Most of the records in the collection were acquired by the Alliston Public Library in 1988. It is believed the donation was made by Cecilia Long, longtime companion of Lady Henrietta Banting, widow of Sir Frederick Banting. Material pertaining to Banting was added to the collection by Library staff.
Scope and content
Collection consists of textual and graphic records pertaining to Sir Frederick Grant Banting, 1891-1941, a co-discoverer of insulin; as well as to Lady Henrietta Banting, 1912-1976. Records include newspaper & magazine articles, photographs, pen & ink sketches, an oil painting, and manuscripts of stories Sir Frederick Banting wrote for his son, William.

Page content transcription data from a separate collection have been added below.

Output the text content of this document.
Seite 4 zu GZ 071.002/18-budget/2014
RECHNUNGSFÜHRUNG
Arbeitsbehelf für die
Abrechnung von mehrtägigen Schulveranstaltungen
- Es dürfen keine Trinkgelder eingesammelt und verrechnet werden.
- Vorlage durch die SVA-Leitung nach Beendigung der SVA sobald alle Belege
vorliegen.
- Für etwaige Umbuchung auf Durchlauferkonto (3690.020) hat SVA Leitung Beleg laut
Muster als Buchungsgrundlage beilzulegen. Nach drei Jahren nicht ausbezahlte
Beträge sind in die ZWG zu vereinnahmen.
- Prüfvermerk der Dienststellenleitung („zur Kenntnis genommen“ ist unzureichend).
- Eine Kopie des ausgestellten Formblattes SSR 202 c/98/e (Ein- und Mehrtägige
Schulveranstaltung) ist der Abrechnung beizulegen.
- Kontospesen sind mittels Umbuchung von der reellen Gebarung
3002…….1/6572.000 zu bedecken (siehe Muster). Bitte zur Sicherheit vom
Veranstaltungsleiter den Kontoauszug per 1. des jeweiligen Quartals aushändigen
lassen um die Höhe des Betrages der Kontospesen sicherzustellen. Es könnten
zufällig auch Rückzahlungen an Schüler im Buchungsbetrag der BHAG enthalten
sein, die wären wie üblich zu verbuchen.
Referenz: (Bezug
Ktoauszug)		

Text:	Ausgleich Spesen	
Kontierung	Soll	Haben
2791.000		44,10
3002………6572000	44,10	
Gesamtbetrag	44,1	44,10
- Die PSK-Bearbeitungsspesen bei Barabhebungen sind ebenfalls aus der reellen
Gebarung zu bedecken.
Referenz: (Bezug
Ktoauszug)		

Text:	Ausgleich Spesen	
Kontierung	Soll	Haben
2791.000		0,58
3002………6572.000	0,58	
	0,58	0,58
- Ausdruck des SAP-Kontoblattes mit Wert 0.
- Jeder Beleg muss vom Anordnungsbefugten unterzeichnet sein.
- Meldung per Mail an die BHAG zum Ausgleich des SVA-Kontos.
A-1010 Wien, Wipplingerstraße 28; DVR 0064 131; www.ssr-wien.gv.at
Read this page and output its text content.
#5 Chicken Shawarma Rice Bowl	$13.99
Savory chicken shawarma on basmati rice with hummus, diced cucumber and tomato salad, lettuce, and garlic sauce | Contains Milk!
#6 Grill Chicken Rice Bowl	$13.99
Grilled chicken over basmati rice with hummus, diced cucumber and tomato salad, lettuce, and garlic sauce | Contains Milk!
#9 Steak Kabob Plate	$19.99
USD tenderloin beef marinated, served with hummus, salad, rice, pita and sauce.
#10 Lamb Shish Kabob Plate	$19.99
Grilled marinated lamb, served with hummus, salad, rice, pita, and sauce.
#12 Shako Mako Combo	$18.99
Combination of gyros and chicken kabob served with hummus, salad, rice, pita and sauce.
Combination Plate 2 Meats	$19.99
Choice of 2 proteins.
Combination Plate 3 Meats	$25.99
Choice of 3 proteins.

Fonds consists of the following series: Letters, diaries and papers Media clippings Photographs Sketchbooks and paintings
Immediate source of acquisition
Collection was acquired for safekeeping from the New Tecumseth Library in 2000.
Language of material
Script of material
Location of originals
Availability of other formats
Also available in digital form as part of the "Banting Digital Library;" found on the New Tecumseth Public Library's website. URL: http://www.newtecumseth.library.on.ca/banting/
Restrictions on access
Terms governing use, reproduction, and publication
File and box lists are available for this collection.
No further accruals are expected.
All but two of the drawings and photographs are in black and white.
Originally titled the Sir Frederick Banting Papers by the Alliston, now New Tecumseth, Public Library.